O ile w okresie transformacji gospodarczej w Polsce Niemcy wykupywali polskie zakłady, by później je zamykać, robiąc tym samym miejsce na rynku niemieckim produktom, teraz sięgają po inne, zupełnie dla nich bezkosztowe narzędzia w postaci rozporządzeń Komisji Europejskiej. Cel jest jeden: skoro niemiecka gospodarka jest w recesji, to gospodarki innych państw członkowskich mają „solidarnie” również wpędzać się w recesję. Przypomina to trochę narkomana, który chce, żeby bliskie mu osoby również wyniszczały się narkotykami, aby znalazły się w takiej samej sytuacji i lepiej go rozumiały. Czysty obłęd!
Kurs euro spada, niemieckie obligacje tracą na wartości, a obywatele już w tej chwili mają reglamentowane dostawy ciepłej wody. Strach pomyśleć, co będzie zimą. Niemcy jednak zafundowały sobie tę skądinąd nie do pozazdroszczenia sytuację na własne życzenie. Mało tego - usiłowały wciągnąć w to całą wspólnotę dokładnie z taką samą bezwzględnością, jak teraz chcą rozłożyć na nią skutki ich własnego, wewnętrznego kryzysu. Absolutnie żaden kraj członkowski nie powinien się zgodzić na taki dyktat.
Wprawdzie pojawiają się obawy, że jeżeli państwa Unii Europejskiej nie zdecydują się przyjąć niemieckich zaleceń kolportowanych via Bruksela, Niemcy uruchomią Nord Stream 2. Pobudka! Niemcy i tak uruchomią drugą nitkę gazociągu północnego, jak tylko będą mieli taką możliwość. Gwarantuję przy tym, że wcale nie będą oglądać się na protesty krajów wspólnoty.

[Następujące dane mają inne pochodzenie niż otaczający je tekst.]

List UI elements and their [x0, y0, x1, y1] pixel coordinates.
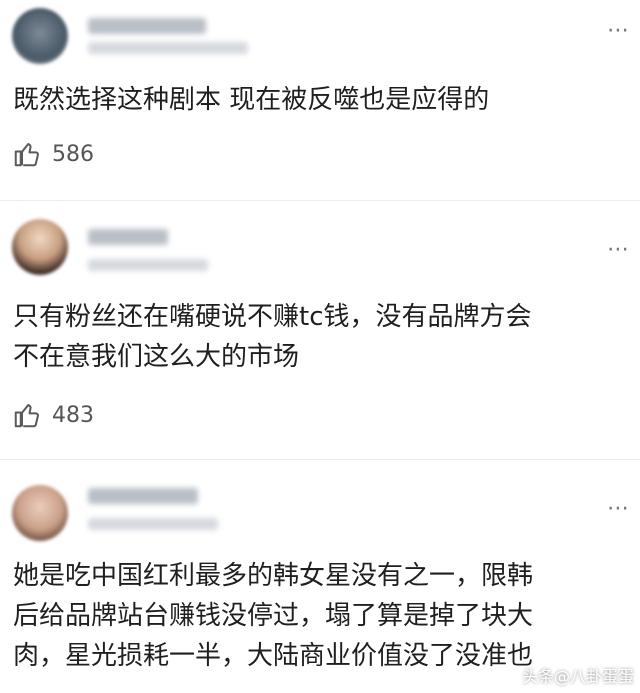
comment-item: ⋯ 既然选择这种剧本 现在被反噬也是应得的 586 [0, 0, 640, 200]
comment-text: 既然选择这种剧本 现在被反噬也是应得的 [13, 85, 490, 115]
avatar[interactable] [12, 219, 68, 275]
username-blurred[interactable] [88, 18, 206, 34]
avatar[interactable] [12, 485, 68, 541]
watermark: 头条@八卦蛋蛋 [521, 667, 634, 686]
username-blurred[interactable] [88, 229, 168, 245]
avatar[interactable] [12, 8, 68, 64]
like-count: 586 [52, 141, 94, 167]
like-button[interactable]: 483 [12, 400, 94, 430]
more-options-icon[interactable]: ⋯ [607, 498, 630, 520]
username-blurred[interactable] [88, 488, 198, 504]
comment-meta-blurred [88, 518, 218, 530]
like-button[interactable]: 586 [12, 139, 94, 169]
more-options-icon[interactable]: ⋯ [607, 20, 630, 42]
comment-meta-blurred [88, 42, 248, 54]
like-count: 483 [52, 402, 94, 428]
comment-text: 她是吃中国红利最多的韩女星没有之一，限韩 后给品牌站台赚钱没停过，塌了算是掉了块… [13, 561, 534, 671]
more-options-icon[interactable]: ⋯ [607, 239, 630, 261]
thumbs-up-icon [14, 143, 39, 167]
comment-text: 只有粉丝还在嘴硬说不赚tc钱，没有品牌方会 不在意我们这么大的市场 [13, 302, 532, 372]
comment-item: ⋯ 只有粉丝还在嘴硬说不赚tc钱，没有品牌方会 不在意我们这么大的市场 483 [0, 201, 640, 459]
comment-meta-blurred [88, 259, 208, 271]
thumbs-up-icon [14, 404, 39, 428]
comment-item: ⋯ 她是吃中国红利最多的韩女星没有之一，限韩 后给品牌站台赚钱没停过，塌了算是掉… [0, 460, 640, 693]
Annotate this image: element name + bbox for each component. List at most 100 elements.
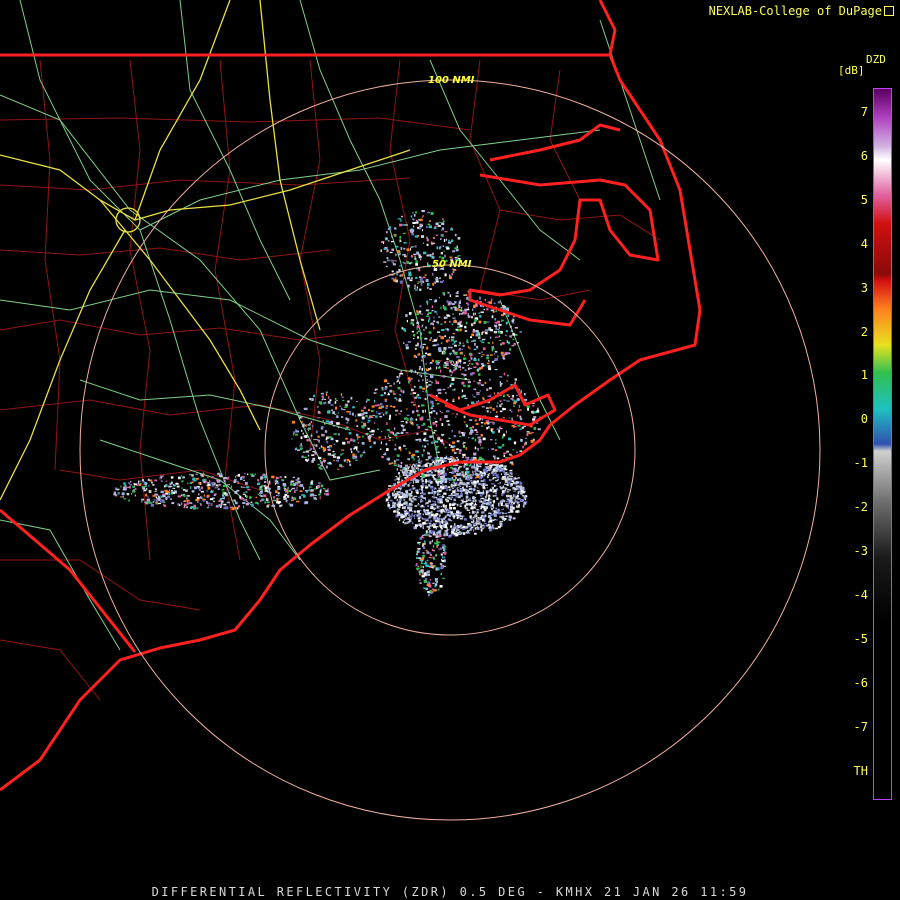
echo-pixel bbox=[340, 393, 343, 396]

Najbardziej w propozycjach KE mierzi to, że domagając się od państw członkowskich, w tym również Polski, zwijania gospodarek i działania wbrew żywotnemu interesowi obywateli, w sposób urągający przyzwoitości Berlin via Bruksela odwołuje się do „unijnej solidarności”. Domaga się tym samym „solidarnego”, zbiorowego samobójstwa gospodarczego.
Najpierw patologiczny ETS, prawny bałagan i agresja instytucjonalna, a teraz to… „Titanic” o nazwie Unia Europejska właśnie tonie. Tym samym potrzeba stworzenia alternatywnej struktury o zdrowych zasadach staje się coraz bardziej paląca. Polska ma szansę i potencjał być tym krajem, wokół którego będą jednoczyć się inni. Nie zmarnujmy tej szansy. Pozwólmy Niemcom ponieść konsekwencje dotychczasowej polityki, odrzućmy „zielone” pomysły eurokratów i uwolnijmy gospodarkę od nałożonych jej sztucznie, zupełnie irracjonalnych, rabunkowych ciężarów. Jeżeli teraz tego nie zrobimy, kryzys, który nas dotknie przeżyjemy o wiele gorzej niż Niemcy, ponieważ w przeciwieństwie do nich nie posiadamy oszczędności, którymi moglibyśmy się ratować.